Consider the following \(2\)-form in \(\mathbb {R}^3\):
\[ \omega = xyz^2 \, dy \wedge dz + 2 \sin x \cos y \, dz \wedge dx + y e^z \, dx \wedge dy . \]
Compute and simplify \(d\omega \).
Consider the following \(1\)-form in \(\mathbb {R}^2\):
\[ \omega = 2x \, dx + \cos y \, dy . \]
Let \(C\subset \mathbb {R}^2 \) be the straight line from \((-1,0)\) to \((3 , \pi / 2)\). Compute
\[ \int _C \omega \, d \gamma . \]
Consider the following \(1\)-form in \(\mathbb {R}^3\):
\[ \omega = e^x \, dx + \cos z \, dz . \]

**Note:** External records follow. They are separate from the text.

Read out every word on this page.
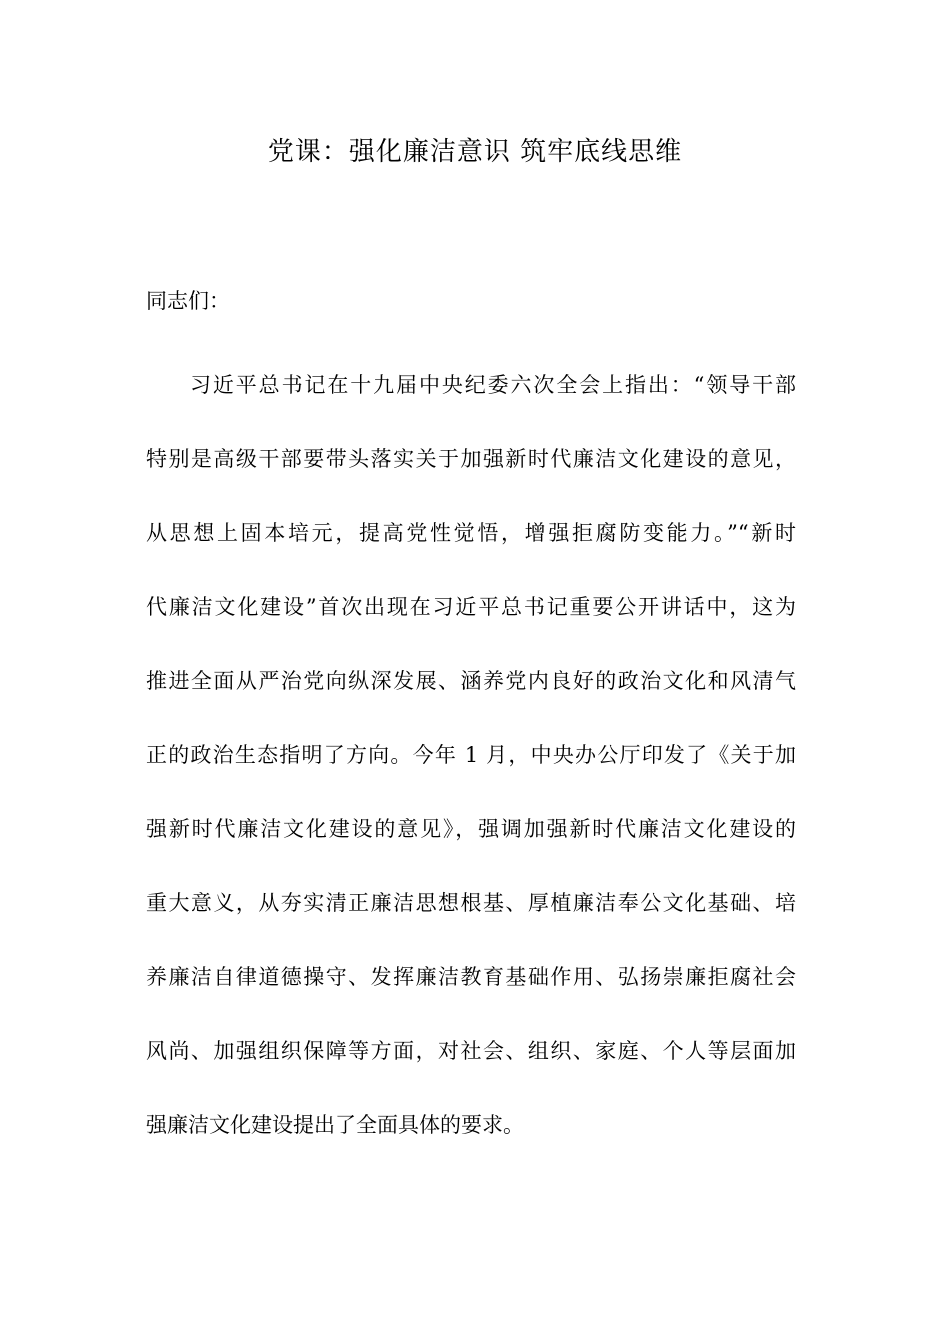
党课：强化廉洁意识 筑牢底线思维
同志们：
习近平总书记在十九届中央纪委六次全会上指出：“领导干部
特别是高级干部要带头落实关于加强新时代廉洁文化建设的意见，
从思想上固本培元，提高党性觉悟，增强拒腐防变能力。”“新时
代廉洁文化建设”首次出现在习近平总书记重要公开讲话中，这为
推进全面从严治党向纵深发展、涵养党内良好的政治文化和风清气
正的政治生态指明了方向。今年 1 月，中央办公厅印发了《关于加
强新时代廉洁文化建设的意见》，强调加强新时代廉洁文化建设的
重大意义，从夯实清正廉洁思想根基、厚植廉洁奉公文化基础、培
养廉洁自律道德操守、发挥廉洁教育基础作用、弘扬崇廉拒腐社会
风尚、加强组织保障等方面，对社会、组织、家庭、个人等层面加
强廉洁文化建设提出了全面具体的要求。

Let \(C\subset \mathbb {R}^3 \) be the portion of the circle \(z = \sqrt { 1 - x^2 }\) in the plane \(y = 0\) from \((1,0,0)\) to \((0,0,1)\). Compute
\[ \int _C \omega \, d \gamma . \]
Consider the following \(2\)-form in \(\mathbb {R}^3\):
\[ \omega = e^x \, dy \wedge dz + (5 - y ) \, dz \wedge dx + x^3 \cos y \, dx \wedge dy . \]
Let \(\Sigma \subset \mathbb {R}^3 \) be the square with vertices \((0,0,0)\), \((1,0,0)\), \((1,0,1)\), \((0,0,1)\), oriented towards the \(y\)-axis. Compute
\[ \iint _{\Sigma } \omega \, d S . \]